My wife and I flew up to the Pacific Northwest this spring to visit family — a full week away. And when you’re flying with a baby, space isn’t a luxury. It’s the whole game. Every cubic inch of the carry-on is spoken for before you’ve even zipped it: diapers, the white noise machine, half a dozen stuffed animals, the bag of snacks that buys you twenty minutes of peace at the gate.

So when I looked at our hardware baby monitor — the camera, the parent unit, the tangle of chargers — I made a call. It wasn’t coming. There was no room, and I wasn’t about to check a bag over a baby monitor.

Instead I brought a spare phone and a charging cable. That’s the entire monitor. It went in a side pocket and I forgot it was there until we needed it. I’d been building the app for months, but this was the first real test with no backup waiting at home.

The bugs you only find on the road

Here’s the honest part: it worked, but it wasn’t perfect.

At home, on my own WiFi, in my own nursery, everything had always just worked. A week in an unfamiliar Airbnb is a different story — new router, new network quirks, a different room layout, a phone propped in a spot it had never sat before. Travel is exactly the situation that drags out the bugs you didn’t know you had.

This one was sneaky. The Airbnb WiFi would blink out for about half a second at a time. Not enough for a human to notice — you’d never catch it loading a webpage, and a movie would buffer right through a hiccup that short. But EarHorn, at the time, treated every one of those blips as a full disconnect and started the pairing handshake over from scratch. The result was a few seconds of dead air every time the router so much as flickered.

And a few seconds of dead air on a baby monitor are exactly the few seconds you don’t want to miss.

The fix was teaching it to ride out a brief gap — to reconnect quietly in the background instead of panicking and rebuilding the whole connection from the ground up. Simple in hindsight. Invisible until you’re standing in someone else’s guest room at night, depending on the thing to actually work.

There’s no test suite like genuinely needing the app, far from home, with a sleeping kid down the hall.

Late nights and a very quiet door

So the routine set in. Once the kiddo went down, I’d pull the laptop out at the kitchen table and dig in — find what was going wrong, write the fix, build a fresh version onto the phone.

Then came the tricky part. To actually test a fix, I had to swap the running app on the phone in the baby’s room. Which meant creeping in, re-pairing the two phones in the dark, and creeping back out without waking anyone.

I got very good at opening that door slowly.

Every morning the app was a little better than it had been the night before.

Hard mode

One day we decided to walk onto a ferry to visit yet more family across the water. No car this time — just two backpacks and a stroller, which is about as lean as travel with a baby gets.

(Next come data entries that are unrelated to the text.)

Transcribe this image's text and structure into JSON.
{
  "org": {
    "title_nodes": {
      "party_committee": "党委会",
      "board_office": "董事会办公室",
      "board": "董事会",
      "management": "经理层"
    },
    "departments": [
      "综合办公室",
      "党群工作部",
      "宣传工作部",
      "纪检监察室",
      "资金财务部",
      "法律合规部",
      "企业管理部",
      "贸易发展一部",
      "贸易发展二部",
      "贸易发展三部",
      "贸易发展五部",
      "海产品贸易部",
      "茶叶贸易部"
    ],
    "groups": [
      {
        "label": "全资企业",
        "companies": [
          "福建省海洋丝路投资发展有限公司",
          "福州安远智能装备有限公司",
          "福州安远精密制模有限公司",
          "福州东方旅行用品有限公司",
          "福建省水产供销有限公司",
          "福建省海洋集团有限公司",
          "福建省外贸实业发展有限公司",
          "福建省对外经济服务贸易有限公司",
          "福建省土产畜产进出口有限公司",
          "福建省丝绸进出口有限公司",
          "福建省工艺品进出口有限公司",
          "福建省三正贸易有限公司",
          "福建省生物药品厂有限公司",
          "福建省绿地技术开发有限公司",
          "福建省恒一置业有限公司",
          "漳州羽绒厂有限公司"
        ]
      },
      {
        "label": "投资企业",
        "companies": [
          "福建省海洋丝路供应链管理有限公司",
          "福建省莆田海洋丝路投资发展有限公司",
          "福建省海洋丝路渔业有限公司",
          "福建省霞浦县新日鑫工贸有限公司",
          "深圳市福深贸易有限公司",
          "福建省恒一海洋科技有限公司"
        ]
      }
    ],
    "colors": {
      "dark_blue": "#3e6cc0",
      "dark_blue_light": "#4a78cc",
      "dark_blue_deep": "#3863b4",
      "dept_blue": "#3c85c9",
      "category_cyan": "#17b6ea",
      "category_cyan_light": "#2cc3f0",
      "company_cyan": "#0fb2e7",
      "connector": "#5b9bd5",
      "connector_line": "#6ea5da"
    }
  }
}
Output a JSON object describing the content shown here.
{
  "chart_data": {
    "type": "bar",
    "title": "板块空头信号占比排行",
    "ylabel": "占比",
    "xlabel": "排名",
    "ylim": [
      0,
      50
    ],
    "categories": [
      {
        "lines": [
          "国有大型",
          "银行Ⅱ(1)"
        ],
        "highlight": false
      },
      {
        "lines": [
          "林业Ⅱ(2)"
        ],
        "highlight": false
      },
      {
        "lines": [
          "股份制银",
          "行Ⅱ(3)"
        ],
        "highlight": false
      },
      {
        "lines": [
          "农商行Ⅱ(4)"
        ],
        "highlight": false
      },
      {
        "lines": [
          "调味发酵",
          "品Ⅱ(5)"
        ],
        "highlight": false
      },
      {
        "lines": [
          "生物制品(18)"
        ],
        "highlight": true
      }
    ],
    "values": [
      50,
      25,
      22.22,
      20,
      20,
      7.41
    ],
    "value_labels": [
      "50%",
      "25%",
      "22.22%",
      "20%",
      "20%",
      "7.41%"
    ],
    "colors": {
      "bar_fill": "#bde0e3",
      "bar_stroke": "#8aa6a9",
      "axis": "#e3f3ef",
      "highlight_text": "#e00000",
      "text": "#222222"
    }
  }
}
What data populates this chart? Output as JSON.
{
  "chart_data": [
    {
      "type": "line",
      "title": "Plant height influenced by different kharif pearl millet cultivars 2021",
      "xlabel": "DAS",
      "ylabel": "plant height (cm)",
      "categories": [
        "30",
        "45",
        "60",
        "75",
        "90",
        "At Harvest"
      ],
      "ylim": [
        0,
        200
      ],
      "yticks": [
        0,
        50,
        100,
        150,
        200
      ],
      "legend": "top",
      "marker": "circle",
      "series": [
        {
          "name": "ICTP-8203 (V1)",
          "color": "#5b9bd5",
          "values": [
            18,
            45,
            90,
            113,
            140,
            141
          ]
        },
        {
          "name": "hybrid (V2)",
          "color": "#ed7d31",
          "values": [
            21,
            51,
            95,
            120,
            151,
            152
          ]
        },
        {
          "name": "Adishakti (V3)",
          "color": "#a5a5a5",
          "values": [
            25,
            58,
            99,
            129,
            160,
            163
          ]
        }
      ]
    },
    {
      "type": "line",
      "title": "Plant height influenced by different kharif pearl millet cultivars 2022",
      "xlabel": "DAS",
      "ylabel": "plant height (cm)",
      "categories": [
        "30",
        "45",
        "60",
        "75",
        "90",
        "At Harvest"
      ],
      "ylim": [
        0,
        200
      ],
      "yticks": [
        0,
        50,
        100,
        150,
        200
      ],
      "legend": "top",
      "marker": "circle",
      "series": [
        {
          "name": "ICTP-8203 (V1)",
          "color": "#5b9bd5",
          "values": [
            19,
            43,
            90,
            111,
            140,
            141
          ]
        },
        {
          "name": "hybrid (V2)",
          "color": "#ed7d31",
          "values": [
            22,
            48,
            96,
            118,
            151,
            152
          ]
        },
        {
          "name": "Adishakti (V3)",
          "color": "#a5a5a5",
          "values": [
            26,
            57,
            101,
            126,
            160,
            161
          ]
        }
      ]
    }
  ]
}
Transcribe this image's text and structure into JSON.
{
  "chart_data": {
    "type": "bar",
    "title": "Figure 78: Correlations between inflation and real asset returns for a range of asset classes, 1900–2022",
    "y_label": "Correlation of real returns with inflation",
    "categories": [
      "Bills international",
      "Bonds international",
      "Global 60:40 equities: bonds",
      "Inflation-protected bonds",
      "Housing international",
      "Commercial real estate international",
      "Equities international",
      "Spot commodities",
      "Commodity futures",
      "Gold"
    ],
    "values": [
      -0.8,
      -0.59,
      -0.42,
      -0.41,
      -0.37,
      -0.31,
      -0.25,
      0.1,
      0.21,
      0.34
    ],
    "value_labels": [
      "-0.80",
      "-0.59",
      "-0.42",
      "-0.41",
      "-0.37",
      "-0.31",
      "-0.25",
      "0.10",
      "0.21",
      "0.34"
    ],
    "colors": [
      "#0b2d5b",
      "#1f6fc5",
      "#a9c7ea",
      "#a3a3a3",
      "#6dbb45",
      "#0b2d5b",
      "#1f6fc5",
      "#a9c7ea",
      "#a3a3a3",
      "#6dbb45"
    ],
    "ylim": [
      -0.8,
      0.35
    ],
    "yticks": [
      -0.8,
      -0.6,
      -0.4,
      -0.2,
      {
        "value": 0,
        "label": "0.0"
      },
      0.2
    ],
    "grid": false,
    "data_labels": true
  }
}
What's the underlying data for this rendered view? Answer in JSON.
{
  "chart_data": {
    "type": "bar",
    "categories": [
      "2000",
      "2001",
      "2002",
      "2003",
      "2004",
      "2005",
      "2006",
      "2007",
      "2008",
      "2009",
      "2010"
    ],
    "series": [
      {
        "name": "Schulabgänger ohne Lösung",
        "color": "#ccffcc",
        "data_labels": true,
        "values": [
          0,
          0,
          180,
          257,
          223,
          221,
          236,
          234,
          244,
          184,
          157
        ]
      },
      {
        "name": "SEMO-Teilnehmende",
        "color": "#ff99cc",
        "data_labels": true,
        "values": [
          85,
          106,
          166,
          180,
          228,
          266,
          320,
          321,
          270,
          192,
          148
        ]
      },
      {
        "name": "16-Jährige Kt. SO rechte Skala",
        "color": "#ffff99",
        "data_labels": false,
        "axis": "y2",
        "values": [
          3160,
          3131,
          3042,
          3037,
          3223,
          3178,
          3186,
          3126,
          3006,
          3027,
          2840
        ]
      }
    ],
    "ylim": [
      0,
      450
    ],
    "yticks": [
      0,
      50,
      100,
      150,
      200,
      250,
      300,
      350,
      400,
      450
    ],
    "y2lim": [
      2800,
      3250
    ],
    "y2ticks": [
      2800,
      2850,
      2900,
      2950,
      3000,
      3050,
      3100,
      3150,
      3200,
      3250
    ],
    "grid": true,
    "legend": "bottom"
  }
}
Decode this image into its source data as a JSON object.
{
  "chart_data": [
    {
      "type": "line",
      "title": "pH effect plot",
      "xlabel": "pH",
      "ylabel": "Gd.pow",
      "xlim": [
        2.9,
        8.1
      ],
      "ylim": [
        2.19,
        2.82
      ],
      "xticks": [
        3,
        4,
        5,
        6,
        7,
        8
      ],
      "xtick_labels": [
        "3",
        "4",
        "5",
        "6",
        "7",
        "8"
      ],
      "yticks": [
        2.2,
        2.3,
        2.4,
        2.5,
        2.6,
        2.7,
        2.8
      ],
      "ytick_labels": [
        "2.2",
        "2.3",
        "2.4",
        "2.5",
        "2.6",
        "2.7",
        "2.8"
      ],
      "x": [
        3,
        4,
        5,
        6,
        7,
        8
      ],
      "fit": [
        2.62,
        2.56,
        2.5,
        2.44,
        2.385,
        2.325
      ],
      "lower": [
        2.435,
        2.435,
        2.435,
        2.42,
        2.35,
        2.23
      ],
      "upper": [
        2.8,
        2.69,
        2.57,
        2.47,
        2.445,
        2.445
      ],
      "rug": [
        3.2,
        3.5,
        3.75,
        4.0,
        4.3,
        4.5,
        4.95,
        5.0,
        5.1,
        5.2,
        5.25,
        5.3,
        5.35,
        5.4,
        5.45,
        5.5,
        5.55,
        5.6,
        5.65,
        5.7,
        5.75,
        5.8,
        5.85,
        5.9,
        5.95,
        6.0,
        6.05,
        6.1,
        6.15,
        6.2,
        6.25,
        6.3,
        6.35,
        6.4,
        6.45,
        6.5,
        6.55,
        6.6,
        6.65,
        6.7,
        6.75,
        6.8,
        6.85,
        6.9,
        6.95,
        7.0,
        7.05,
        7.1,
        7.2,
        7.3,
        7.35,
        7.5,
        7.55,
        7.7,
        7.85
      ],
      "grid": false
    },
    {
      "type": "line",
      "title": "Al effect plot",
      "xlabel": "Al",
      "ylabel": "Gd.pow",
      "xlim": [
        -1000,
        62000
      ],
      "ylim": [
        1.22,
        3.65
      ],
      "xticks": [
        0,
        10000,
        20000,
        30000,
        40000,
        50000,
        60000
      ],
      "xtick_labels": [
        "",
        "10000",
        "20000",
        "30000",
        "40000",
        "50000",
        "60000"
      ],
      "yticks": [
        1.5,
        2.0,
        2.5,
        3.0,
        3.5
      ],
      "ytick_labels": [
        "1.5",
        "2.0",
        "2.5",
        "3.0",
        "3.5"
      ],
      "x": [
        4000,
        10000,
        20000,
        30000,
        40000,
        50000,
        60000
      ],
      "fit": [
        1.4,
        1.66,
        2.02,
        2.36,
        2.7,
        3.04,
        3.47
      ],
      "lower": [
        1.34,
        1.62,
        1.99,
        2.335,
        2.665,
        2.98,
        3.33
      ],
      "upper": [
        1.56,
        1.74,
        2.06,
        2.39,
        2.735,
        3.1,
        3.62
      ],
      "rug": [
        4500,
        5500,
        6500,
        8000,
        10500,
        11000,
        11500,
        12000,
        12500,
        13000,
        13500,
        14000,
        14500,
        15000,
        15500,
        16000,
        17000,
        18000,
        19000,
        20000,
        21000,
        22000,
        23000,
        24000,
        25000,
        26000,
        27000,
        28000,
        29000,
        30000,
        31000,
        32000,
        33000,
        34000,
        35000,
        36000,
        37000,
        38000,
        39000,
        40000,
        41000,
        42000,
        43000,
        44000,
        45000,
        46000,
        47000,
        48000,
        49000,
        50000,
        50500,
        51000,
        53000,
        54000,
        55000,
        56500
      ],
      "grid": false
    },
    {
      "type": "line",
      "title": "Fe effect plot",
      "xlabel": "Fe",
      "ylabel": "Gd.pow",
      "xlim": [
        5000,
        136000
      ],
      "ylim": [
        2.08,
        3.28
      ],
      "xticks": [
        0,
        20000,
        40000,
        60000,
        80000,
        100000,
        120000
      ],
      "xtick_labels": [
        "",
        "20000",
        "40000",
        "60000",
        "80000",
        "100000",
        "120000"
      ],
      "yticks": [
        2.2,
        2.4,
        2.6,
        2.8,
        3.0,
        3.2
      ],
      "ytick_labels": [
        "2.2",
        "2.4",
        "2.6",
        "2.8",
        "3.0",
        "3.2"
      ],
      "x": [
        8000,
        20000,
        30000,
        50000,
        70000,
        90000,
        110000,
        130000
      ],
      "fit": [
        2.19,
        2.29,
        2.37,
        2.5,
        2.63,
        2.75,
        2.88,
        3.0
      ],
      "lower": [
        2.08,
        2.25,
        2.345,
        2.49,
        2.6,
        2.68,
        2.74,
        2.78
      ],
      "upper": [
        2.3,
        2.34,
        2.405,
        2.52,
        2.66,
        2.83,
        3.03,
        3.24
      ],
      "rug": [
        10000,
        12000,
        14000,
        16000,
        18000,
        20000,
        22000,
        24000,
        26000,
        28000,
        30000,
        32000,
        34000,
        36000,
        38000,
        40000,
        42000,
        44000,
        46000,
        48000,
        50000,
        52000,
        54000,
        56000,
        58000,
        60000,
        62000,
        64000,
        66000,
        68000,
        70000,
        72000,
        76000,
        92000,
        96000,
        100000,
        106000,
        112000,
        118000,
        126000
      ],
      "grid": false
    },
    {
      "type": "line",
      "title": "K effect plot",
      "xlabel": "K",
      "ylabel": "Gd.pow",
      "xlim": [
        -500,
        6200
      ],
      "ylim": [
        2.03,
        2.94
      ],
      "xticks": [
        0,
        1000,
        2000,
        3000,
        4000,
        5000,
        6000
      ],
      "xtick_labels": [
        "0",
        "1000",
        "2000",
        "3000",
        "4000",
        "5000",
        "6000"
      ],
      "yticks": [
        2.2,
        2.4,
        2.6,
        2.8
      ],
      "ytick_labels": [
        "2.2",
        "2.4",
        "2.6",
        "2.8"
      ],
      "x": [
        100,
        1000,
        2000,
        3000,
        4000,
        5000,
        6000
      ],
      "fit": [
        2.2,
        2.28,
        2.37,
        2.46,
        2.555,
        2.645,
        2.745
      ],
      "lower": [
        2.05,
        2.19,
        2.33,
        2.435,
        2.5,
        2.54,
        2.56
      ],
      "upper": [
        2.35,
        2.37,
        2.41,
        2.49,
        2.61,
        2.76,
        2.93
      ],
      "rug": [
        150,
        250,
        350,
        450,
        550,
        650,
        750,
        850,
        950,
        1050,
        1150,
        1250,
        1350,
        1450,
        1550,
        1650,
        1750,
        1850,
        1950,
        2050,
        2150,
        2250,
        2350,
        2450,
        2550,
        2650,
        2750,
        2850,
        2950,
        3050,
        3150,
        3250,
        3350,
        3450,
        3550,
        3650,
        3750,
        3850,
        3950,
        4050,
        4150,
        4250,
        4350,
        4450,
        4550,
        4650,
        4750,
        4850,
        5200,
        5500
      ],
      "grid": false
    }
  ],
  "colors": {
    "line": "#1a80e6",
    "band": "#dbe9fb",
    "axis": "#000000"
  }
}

The open upper deck of a ferry with rows of empty orange seats, snow-capped mountains and a small waterfront town across the water under a blue sky
The view from the ferry deck — the whole nursery setup fit in a backpack.

A hardware monitor would have been the first thing cut from that list. There’s simply no room for one when you’re carrying everything on your back.

The phone came along without a second thought. It weighs nothing, it takes up no space, and that night it set up in the spare bedroom in under a minute — exactly like it had back at the Airbnb. If the carry-on was hard mode, the ferry was hard mode with a hand tied behind my back, and the phone fit right in.

That was the leg of the trip where I stopped thinking of phone-as-monitor as a compromise and started seeing it as the whole point.

What came home with me

Two things made the trip back.

The first was a noticeably more reliable app. Travel bugs are the worst kind — they make everything shakier everywhere — so fixing this one didn’t just help me in one Airbnb. It helps every family who’ll ever set EarHorn up somewhere unfamiliar, which, it turns out, is when you need a baby monitor most.

The second was quieter, and it stuck. The best baby monitor is the one you already own. And when you’re flying, it’s the one that barely takes up any space at all.

Thanks for reading.

EarHorn is a convenience tool for audio monitoring and is not a substitute for attentive supervision.